A two paragraph statement by Halliburton today obtained by THEWILL said: “Halliburton (NYSE: HAL) announced today the resolution of the previously disclosed investigation by the Federal Government of Nigeria (FGN) arising out of allegations of improper payments to government officials in Nigeria in connection with the construction and subsequent expansion by a joint venture known as TSKJ of a natural gas liquefaction project on Bonny Island, Nigeria, in which Halliburton's former subsidiary KBR, Inc. had an approximate 25 percent interest.

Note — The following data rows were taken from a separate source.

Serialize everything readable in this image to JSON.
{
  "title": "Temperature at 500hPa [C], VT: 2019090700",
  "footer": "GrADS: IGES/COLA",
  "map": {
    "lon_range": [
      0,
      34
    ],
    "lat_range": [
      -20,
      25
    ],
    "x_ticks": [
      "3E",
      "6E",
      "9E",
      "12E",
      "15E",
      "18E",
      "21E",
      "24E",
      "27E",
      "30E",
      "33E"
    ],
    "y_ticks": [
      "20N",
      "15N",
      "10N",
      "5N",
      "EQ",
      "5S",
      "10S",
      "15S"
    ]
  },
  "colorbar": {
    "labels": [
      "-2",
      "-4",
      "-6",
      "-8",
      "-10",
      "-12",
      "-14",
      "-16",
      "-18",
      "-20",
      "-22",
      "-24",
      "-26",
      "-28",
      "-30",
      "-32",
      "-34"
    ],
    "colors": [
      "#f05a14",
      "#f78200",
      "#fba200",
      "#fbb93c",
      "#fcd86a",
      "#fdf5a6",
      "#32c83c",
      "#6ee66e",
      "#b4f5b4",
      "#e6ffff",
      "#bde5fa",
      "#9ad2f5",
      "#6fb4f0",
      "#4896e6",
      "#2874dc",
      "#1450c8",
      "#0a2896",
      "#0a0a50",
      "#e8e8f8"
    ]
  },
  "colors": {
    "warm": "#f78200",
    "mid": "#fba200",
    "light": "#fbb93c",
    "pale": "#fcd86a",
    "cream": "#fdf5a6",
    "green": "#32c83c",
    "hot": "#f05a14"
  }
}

“Pursuant to this agreement, all lawsuits and charges against KBR and Halliburton corporate entities and associated persons have been withdrawn, the FGN agreed not to bring any further criminal charges or civil claims against those entities or persons, and Halliburton agreed to pay US$32.5 million to the FGN and to pay an additional US$2.5 million for FGN’s attorneys’ fees and other expenses. Among other provisions, Halliburton agreed to provide reasonable assistance in the FGN’s effort to recover amounts frozen in a Swiss bank account of a former TSKJ agent and affirmed a continuing commitment with regard to corporate governance. Any charges related to this settlement will be reflected in discontinued operations,” the company said in it Tuesday statement.

A senior official of the Nigerian government who chose to remain anonymous confirmed the payments to THEWILL.